The last time I looked, we were living on Earth. I am almost certain that since yesterday afternoon (the last time I looked), (1) the planet didn’t morph into the moon, (2) we weren’t transported en masse to the moon while we were engrossed in sudoku*, and/or (3) we didn’t discover that, oh my god, we’ve been living on the moon all along and why didn’t someone tell us before now.

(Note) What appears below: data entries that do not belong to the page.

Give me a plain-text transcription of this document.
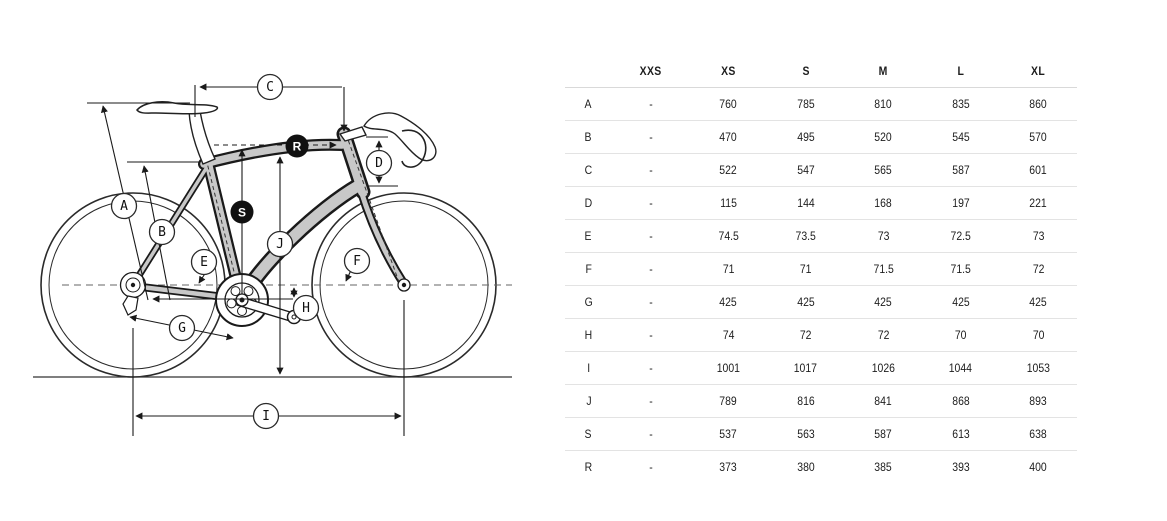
A
B
C
D
E	F
G
H
I
J
S
R
XXS	XS	S	M	L	XL
A	-	760	785	810	835	860
B	-	470	495	520	545	570
C	-	522	547	565	587	601
D	-	115	144	168	197	221
E	-	74.5	73.5	73	72.5	73
F	-	71	71	71.5	71.5	72
G	-	425	425	425	425	425
H	-	74	72	72	70	70
I	-	1001	1017	1026	1044	1053
J	-	789	816	841	868	893
S	-	537	563	587	613	638
R	-	373	380	385	393	400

Correct me if I’m wrong, but Earth’s properties (the ability to sustain life, the availability of good books, the abundance of french fries) are still pretty much the same since yesterday. Those of us fortunate enough to be equipped with feet still have them planted firmly on the ground, thanks to a little thing I like to call gravity. We are not floating around in the dark ink of outer space, hovering over a pockmarked moon, grabbing at its surface from time to time to snag a free piece of green cheese. Why, then, are some of our citizens wearing these?:
What gives? Could it be that finally finally FINALLY, the glut of ubiquitous yellow rubber Lance Armstrong LIVESTRONG bracelets has gotten on our collective nerve, and now we’re jumping on the Neil Armstrong bandwagon? The tide may indeed be turning, thanks to the moon. But no thanks.
* Yes, it is my mission to remind you of sudoku at every turn and almost every twist. It is my goal to have you hooked by no later than sundown today. If you’re not already, that is. And if you are, then I hope that, by reminding you of it again, only three days after first introducing it, you are well on your way to full and irreversible addictive damage.